つまりHBMは、ただチップを積み重ねただけでなく、チップ間の物理的な距離を極限まで縮めて信号の伝達遅延を劇的に減らしました。その結果、データ転送速度を飛躍的に高めながら、消費電力や余計な発熱を抑えることにも成功したのです。
AI時代にHBMが絶対に欠かせない理由
大規模言語モデル(LLM)をはじめとする最新の生成AIは、何百億〜何千億個ものパラメータ(脳の神経結合にあたるデータ)を一瞬で読み書きしなければなりません。いくら頭の回転が速い天才的な演算装置(GPU)があっても、机に必要な本を運んでくる助手が遅ければ、GPUは手持ち無沙汰で待たされることになります。

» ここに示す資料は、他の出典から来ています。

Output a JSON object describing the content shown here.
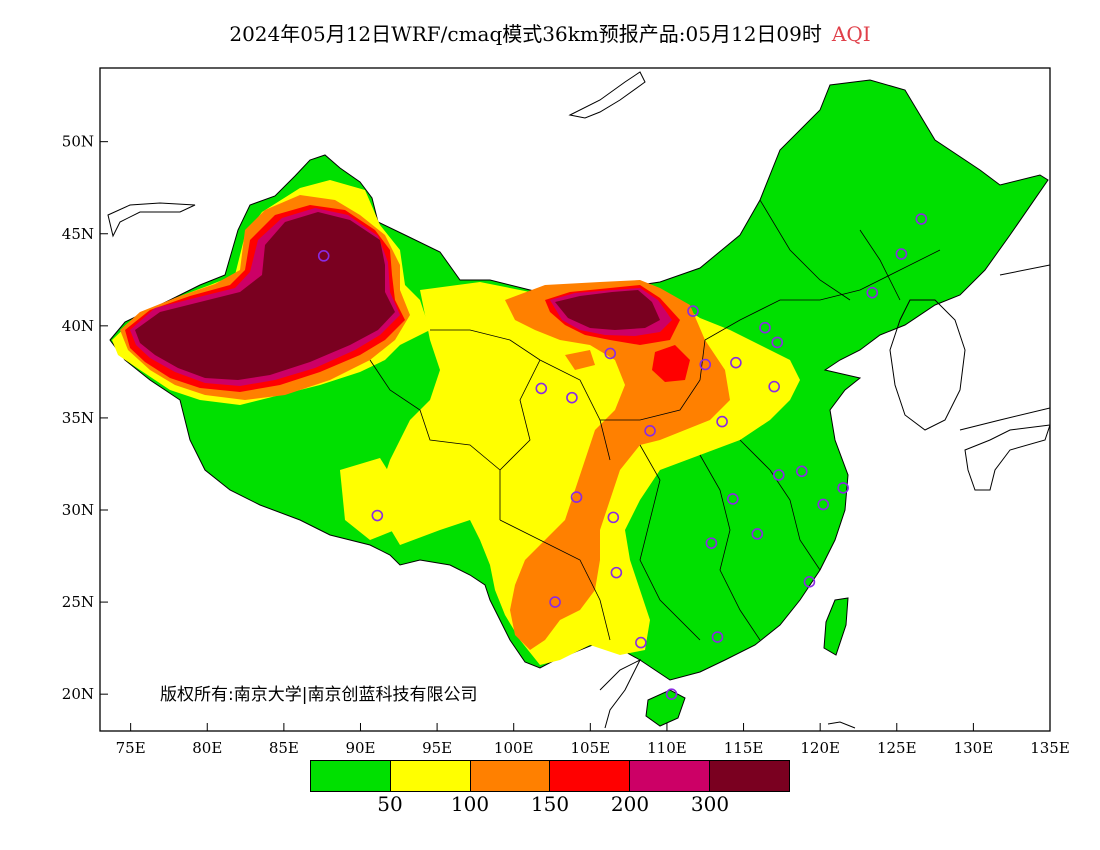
{
  "title": {
    "main": "2024年05月12日WRF/cmaq模式36km预报产品:05月12日09时",
    "variable": "AQI",
    "variable_color": "#e0404a"
  },
  "axes": {
    "lon_ticks": [
      "75E",
      "80E",
      "85E",
      "90E",
      "95E",
      "100E",
      "105E",
      "110E",
      "115E",
      "120E",
      "125E",
      "130E",
      "135E"
    ],
    "lat_ticks": [
      "20N",
      "25N",
      "30N",
      "35N",
      "40N",
      "45N",
      "50N"
    ],
    "lon_range": [
      73,
      135
    ],
    "lat_range": [
      18,
      54
    ]
  },
  "copyright": "版权所有:南京大学|南京创蓝科技有限公司",
  "legend": {
    "colors": [
      "#00e000",
      "#ffff00",
      "#ff8000",
      "#ff0000",
      "#cc0066",
      "#7a0020"
    ],
    "labels": [
      "50",
      "100",
      "150",
      "200",
      "300"
    ]
  },
  "stations": [
    {
      "lon": 87.6,
      "lat": 43.8
    },
    {
      "lon": 101.8,
      "lat": 36.6
    },
    {
      "lon": 103.8,
      "lat": 36.1
    },
    {
      "lon": 106.3,
      "lat": 38.5
    },
    {
      "lon": 111.7,
      "lat": 40.8
    },
    {
      "lon": 112.5,
      "lat": 37.9
    },
    {
      "lon": 114.5,
      "lat": 38.0
    },
    {
      "lon": 116.4,
      "lat": 39.9
    },
    {
      "lon": 117.2,
      "lat": 39.1
    },
    {
      "lon": 117.0,
      "lat": 36.7
    },
    {
      "lon": 113.6,
      "lat": 34.8
    },
    {
      "lon": 108.9,
      "lat": 34.3
    },
    {
      "lon": 104.1,
      "lat": 30.7
    },
    {
      "lon": 106.5,
      "lat": 29.6
    },
    {
      "lon": 106.7,
      "lat": 26.6
    },
    {
      "lon": 102.7,
      "lat": 25.0
    },
    {
      "lon": 108.3,
      "lat": 22.8
    },
    {
      "lon": 113.3,
      "lat": 23.1
    },
    {
      "lon": 110.3,
      "lat": 20.0
    },
    {
      "lon": 112.9,
      "lat": 28.2
    },
    {
      "lon": 114.3,
      "lat": 30.6
    },
    {
      "lon": 115.9,
      "lat": 28.7
    },
    {
      "lon": 117.3,
      "lat": 31.9
    },
    {
      "lon": 118.8,
      "lat": 32.1
    },
    {
      "lon": 120.2,
      "lat": 30.3
    },
    {
      "lon": 121.5,
      "lat": 31.2
    },
    {
      "lon": 119.3,
      "lat": 26.1
    },
    {
      "lon": 123.4,
      "lat": 41.8
    },
    {
      "lon": 125.3,
      "lat": 43.9
    },
    {
      "lon": 126.6,
      "lat": 45.8
    },
    {
      "lon": 91.1,
      "lat": 29.7
    }
  ]
}
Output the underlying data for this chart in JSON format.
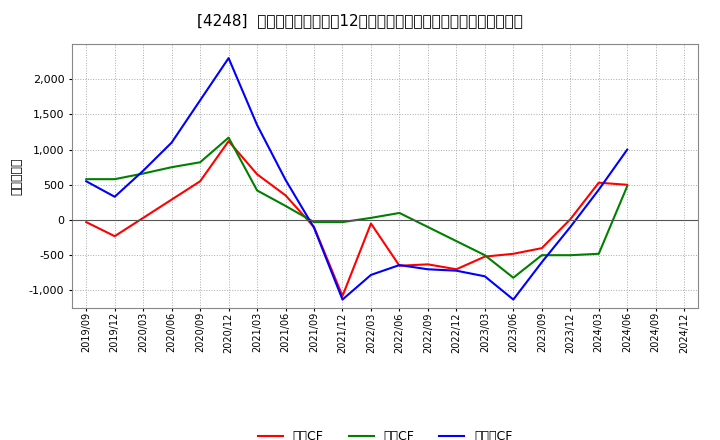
{
  "title": "[4248]  キャッシュフローの12か月移動合計の対前年同期増減額の推移",
  "ylabel": "（百万円）",
  "background_color": "#ffffff",
  "plot_bg_color": "#ffffff",
  "grid_color": "#aaaaaa",
  "x_labels": [
    "2019/09",
    "2019/12",
    "2020/03",
    "2020/06",
    "2020/09",
    "2020/12",
    "2021/03",
    "2021/06",
    "2021/09",
    "2021/12",
    "2022/03",
    "2022/06",
    "2022/09",
    "2022/12",
    "2023/03",
    "2023/06",
    "2023/09",
    "2023/12",
    "2024/03",
    "2024/06",
    "2024/09",
    "2024/12"
  ],
  "operating_cf": [
    -30,
    -230,
    null,
    null,
    550,
    1120,
    650,
    350,
    -100,
    -1080,
    -50,
    -650,
    -630,
    -700,
    -520,
    -480,
    -400,
    10,
    530,
    500,
    null,
    null
  ],
  "investing_cf": [
    580,
    580,
    660,
    750,
    820,
    1170,
    420,
    200,
    -30,
    -30,
    30,
    100,
    -100,
    -300,
    -500,
    -820,
    -500,
    -500,
    -480,
    480,
    null,
    null
  ],
  "free_cf": [
    550,
    330,
    700,
    1100,
    1700,
    2300,
    1350,
    570,
    -110,
    -1130,
    -780,
    -640,
    -700,
    -720,
    -800,
    -1130,
    -600,
    -100,
    430,
    1000,
    null,
    null
  ],
  "operating_color": "#ff0000",
  "investing_color": "#008000",
  "free_color": "#0000ff",
  "ylim": [
    -1250,
    2500
  ],
  "yticks": [
    -1000,
    -500,
    0,
    500,
    1000,
    1500,
    2000
  ],
  "legend_labels": [
    "営業CF",
    "投資CF",
    "フリーCF"
  ]
}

HBMは、こうした演算装置のすぐ隣に一体化するようにぴったり配置され、想像を超える猛スピードでデータを運び続けます。助手が電光石火の速さで資料を次々に手渡してくれるため、GPUは休むことなく100%の力を出し切ってAIの学習や推論を進められるのです。
世界中の巨大IT企業がAIデータセンターを構築する中で、HBMの争奪戦を繰り広げている理由はまさにここにあります。HBMがなければ高度なAIサービスをスムーズに動かせないため、AI半導体エコシステムの成否を分ける究極のキーテクノロジーと見なされています。
🤔 よくある誤解
HBMは自ら複雑な計算をバリバリこなす超高速なAIの頭脳である。
HBMは計算そのものを行う頭脳(GPUやNPU)ではなく、頭脳のすぐ隣で膨大なデータを圧倒的な速さで供給する「記憶装置(DRAM)」です。
HBMは一般的なスマートフォンや普通のノートPCにも広く使われている。
製造コストが極めて高く高度なパッケージング技術が必要なため、一般的な家庭用端末ではなく、主に大規模なAIサーバーやスーパーコンピュータ用アクセラレータに採用されています。
🧺 日常で出会う場面
DRAMをマンションのように垂直に積み重ね、数千本の直通エレベーター(TSV)を通すことで、AIの頭脳に大容量データを超高速で届ける次世代メモリです。